Ben vero, il difetto di specificità e di ‘autosufficienza’ rende vano il riferimento operato da lla ricorrente all’elaborazione di questa Corte in tema di indispensabilità della prova ‘nuova’ in appello (cfr. ricorso, pagg. 8 – 9) .
In dipendenza del rigetto del ricorso NOME COGNOME va condannata a rimborsare al Comune di Mazzarrà Sant’Andrea le spese del presente giudizio di legittimità. La liquidazione segue come da dispositivo.
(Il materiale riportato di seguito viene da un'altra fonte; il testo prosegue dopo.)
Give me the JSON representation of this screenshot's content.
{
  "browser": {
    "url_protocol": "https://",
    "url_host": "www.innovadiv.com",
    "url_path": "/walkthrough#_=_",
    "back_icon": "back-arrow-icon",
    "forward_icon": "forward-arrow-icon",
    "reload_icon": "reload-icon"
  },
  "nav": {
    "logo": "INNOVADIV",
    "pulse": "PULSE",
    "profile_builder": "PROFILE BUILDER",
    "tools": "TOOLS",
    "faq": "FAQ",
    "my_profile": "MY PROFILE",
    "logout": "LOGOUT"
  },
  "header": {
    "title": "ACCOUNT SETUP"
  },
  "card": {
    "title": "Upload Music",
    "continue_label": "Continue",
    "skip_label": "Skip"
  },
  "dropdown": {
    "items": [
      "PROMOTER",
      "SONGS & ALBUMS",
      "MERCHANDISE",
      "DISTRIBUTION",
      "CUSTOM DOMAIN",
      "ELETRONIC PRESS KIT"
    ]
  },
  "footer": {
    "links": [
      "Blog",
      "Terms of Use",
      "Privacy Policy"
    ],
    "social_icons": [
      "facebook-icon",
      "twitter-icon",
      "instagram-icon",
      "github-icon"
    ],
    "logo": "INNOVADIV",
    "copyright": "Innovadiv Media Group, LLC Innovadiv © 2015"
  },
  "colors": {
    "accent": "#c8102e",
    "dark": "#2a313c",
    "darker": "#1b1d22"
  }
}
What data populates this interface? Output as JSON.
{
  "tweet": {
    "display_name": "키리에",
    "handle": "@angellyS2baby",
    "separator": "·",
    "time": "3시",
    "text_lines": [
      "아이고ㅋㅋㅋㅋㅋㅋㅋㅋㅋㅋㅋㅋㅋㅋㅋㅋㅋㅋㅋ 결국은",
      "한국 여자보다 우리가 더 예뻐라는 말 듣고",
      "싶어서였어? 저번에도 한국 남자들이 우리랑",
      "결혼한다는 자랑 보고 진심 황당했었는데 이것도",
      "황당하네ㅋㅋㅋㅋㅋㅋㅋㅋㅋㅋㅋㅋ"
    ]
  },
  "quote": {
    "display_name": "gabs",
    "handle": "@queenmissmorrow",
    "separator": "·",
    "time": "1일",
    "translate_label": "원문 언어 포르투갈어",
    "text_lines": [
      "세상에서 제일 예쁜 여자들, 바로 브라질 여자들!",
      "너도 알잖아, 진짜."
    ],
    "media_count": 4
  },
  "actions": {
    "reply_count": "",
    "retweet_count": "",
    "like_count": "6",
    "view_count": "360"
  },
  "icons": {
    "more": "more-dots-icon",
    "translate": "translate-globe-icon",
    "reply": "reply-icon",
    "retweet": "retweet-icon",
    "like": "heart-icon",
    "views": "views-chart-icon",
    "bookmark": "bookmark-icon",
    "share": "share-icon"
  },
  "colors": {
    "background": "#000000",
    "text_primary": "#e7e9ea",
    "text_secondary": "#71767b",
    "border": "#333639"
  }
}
Ai sensi dell’art. 13, 1° co. quater , d.P.R. 30.5.2002, n. 115, si dà atto della sussistenza dei presupposti processuali per il versamento, da parte della ricorrente, di un ulteriore importo a titolo di contributo unificato pari a quello previsto per il ricorso ai sensi dell’art. 13, 1° co. bis , d.P.R. cit., se dovuto.
P.Q.M.
La Corte così provvede:
rigetta il ricorso;
condanna la ricorrente, NOME COGNOME, a rimborsare al controricorrente, Comune di Mazzarrà Sant’Andrea, le spese del presente giudizio di legittimità, che si liquidano in complessivi euro 2.200,00, di cui euro 200,00 per esborsi, oltre rimborso forfettario delle spese generali nella misura del 15%, i.v.a. e cassa come per legge;
a i sensi dell’art. 13, 1° co. quater , d.P.R. n. 115/2002 dà atto della sussistenza dei presupposti processuali per il versamento da parte della ricorrente, NOME COGNOME, di un ulteriore importo a titolo di contributo unificato pari a quello previsto per il ricorso ai sensi dell’art. 13, 1° co. bis , d.P.R. cit., se dovuto.
Così deciso in Roma nella camera di consiglio della I sez. civ. della Corte Suprema di Cassazione, il 14 dicembre 2023.